The summer of 2021 has had many weather extremes: from hot dry weather in western Canada and the U.S. to heavy rains in New Brunswick and Europe, he said.

"When this happens in the wintertime, we call it a polar vortex. But the same weather extreme, a strong upper level low, can also happen during the summer," Schrader explained.

For the Moose Cree community, that means changes.

Some of those changes noticed by Elders included sightings of unusual birds that have never been seen on the island before, polar bears visits, belugas coming in mid-summer looking for food, and some trees already changing the colour of the leaves, Richard said.

“It’s gotten to the point where (seasons) blend together in such a way that we question (it),” he said during Tuesday's event. “I, for once, firmly believe this is due to climate change.”

The first part of energy literacy is having an understanding of the nature and role of energy in the world and daily lives, Schrader said. The second part is the ability to apply this understanding to answer questions and solve problems.

“Learning about and then installing solar panels and using LED lights to conserve energy are excellent examples of energy literacy in action. But it is so much more because energy impacts our everyday lives, our society, and our culture,” he said.

The first stage of the project is funded by Natural Resources Canada through the Clean Energy for Rural and Remote Communities (CERRC) program under a Capacity Building stream.

The project runners also plan to partner with a local startup business to champion energy literacy initiatives with the community.

This spring, the organizers held three online and in-person info sessions with schools in Moose Factory and Moosonee.

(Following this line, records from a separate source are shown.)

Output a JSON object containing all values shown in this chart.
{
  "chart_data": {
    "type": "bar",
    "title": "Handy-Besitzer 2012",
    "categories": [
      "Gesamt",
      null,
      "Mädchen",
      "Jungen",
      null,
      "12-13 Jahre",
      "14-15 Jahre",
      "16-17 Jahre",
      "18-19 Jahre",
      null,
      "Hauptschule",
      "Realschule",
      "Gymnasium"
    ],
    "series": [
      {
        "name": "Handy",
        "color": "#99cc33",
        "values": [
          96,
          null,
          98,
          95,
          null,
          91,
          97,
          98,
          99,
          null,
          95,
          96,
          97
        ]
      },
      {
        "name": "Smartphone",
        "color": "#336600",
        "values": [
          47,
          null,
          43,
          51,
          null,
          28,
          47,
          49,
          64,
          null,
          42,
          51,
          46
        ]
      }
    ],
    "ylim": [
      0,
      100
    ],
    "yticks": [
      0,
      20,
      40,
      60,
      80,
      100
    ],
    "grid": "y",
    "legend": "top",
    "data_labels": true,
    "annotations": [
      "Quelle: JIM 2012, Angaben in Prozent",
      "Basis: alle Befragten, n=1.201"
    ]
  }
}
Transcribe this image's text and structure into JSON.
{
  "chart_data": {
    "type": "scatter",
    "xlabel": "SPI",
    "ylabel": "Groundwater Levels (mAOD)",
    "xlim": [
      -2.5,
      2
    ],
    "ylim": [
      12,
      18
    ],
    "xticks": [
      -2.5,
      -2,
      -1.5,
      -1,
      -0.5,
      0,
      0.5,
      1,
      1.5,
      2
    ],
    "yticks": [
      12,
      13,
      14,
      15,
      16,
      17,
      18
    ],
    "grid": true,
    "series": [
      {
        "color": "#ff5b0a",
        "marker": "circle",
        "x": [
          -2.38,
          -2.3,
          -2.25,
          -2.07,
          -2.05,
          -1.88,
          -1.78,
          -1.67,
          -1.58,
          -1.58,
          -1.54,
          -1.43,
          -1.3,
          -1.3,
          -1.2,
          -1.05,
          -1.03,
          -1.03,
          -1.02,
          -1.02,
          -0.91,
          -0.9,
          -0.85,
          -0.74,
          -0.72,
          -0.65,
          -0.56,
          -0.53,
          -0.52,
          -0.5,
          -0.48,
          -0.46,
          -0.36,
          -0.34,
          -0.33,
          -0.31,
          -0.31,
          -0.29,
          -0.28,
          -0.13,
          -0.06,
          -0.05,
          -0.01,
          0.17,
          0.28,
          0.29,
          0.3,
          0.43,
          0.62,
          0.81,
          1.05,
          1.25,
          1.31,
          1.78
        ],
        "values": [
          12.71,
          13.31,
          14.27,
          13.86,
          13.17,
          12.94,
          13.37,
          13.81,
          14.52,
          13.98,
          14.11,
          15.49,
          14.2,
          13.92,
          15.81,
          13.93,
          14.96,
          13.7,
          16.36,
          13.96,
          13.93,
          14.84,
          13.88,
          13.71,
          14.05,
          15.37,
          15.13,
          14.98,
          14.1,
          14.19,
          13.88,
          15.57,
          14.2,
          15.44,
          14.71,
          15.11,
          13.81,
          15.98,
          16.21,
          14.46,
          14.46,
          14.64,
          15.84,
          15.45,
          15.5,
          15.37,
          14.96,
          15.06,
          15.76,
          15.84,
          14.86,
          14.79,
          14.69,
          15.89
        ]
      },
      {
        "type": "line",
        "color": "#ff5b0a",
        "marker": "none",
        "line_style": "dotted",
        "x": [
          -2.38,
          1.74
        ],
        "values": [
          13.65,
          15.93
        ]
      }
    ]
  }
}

Schrader said they talked about the energy project Moose Cree is involved in and its participation in the Lower Mattagami River project along with Hydro One. They also talked about solar power and energy conservation, and encouraged students to ask questions and be more curious about renewable energy and energy use.

The next step would be working on a specific idea or project that community members might have.

“Right now, people have lots of ideas and what we’re trying to do is give them information, so they can make informed decisions from there,” Schrader said. “Right now, we’re very much at the idea stage.”